Étant donné que la syndicalisation concerne normalement un seul lieu de travail physique à la fois, les employés des chaînes sont désavantagés, a fait valoir M. Lunny, bien que certains magasins aient été en mesure de négocier en tant qu’unité avec d’autres magasins situés dans la même zone géographique.

Selon M. Stanford, un changement qui ferait une grande différence serait que les travailleurs puissent négocier au sein de groupes plus importants, à l’instar des travailleurs de la construction, qui sont syndiqués par métier et par zone géographique plutôt que par lieu de travail individuel.

Certains changements sont déjà en cours. Par exemple, l’année dernière, en Colombie-Britannique, une procédure de certification en une seule étape a été mise en place. Elle facilite et accélère la syndicalisation des entreprises et, dans son rapport annuel, le B. C. Labour Board attribue à ce changement une augmentation des demandes de certification. En février, un quatrième magasin Starbucks en Colombie-Britannique s’est joint au syndicat des Métallos dans le cadre de ce nouveau processus.

Mme Novak pense que les travailleurs ont acquis suffisamment d’élan pour faire changer les choses à long terme.

« C’est la lente marche de la mobilisation des travailleurs, a-t-elle déclaré. Cela commence par des campagnes qui ne font pas nécessairement la différence dans les pourcentages nationaux de syndicalisation. »

Elle se dit convaincue qu’à mesure que de plus en plus de lieux de travail se syndiqueront et que les travailleurs de tout le pays suivront de près l’évolution des conventions collectives, « nous verrons ces pourcentages commencer à augmenter ».

Entre-temps, une seule convention collective pourrait profiter aux travailleurs de tout le pays.

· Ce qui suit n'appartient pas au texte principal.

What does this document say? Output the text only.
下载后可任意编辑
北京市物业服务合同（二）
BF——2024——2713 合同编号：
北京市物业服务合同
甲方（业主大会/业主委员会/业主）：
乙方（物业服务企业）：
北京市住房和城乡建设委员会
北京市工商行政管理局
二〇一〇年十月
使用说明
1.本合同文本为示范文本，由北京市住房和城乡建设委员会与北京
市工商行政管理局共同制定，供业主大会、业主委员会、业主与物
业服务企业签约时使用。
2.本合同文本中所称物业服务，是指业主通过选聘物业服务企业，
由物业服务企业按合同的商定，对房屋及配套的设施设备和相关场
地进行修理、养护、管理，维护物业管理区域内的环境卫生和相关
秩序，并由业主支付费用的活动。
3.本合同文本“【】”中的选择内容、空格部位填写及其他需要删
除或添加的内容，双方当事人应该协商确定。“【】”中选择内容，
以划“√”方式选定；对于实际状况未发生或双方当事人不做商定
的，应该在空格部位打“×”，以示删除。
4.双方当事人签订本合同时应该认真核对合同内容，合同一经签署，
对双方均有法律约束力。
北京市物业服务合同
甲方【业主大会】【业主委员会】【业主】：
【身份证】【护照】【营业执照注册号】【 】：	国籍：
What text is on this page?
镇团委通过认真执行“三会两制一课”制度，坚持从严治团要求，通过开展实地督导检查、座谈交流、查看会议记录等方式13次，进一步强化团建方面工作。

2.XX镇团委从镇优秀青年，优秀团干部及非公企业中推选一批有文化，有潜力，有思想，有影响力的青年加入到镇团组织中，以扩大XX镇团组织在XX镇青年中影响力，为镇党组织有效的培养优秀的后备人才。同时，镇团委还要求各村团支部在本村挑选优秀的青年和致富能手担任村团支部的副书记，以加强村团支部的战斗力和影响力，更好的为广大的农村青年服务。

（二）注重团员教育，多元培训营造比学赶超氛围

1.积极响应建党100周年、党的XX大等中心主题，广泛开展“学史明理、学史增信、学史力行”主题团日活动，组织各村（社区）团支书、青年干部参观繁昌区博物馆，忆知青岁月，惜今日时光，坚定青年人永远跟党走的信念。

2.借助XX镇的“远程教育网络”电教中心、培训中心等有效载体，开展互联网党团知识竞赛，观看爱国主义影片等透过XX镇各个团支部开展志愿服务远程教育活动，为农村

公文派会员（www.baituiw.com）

C’est ce qui s’est passé avec le seul magasin Sephora syndiqué en Amérique du Nord, à Kamloops, en Colombie-Britannique, où les travailleurs ont obtenu dans leur convention collective une politique que le détaillant a adoptée à l’échelle nationale.

M. Lunny estime que la manière dont les travailleurs perçoivent leur propre valeur a évolué. « Ils entendent beaucoup de discours et ne voient pas beaucoup d’actions », a-t-il conclu.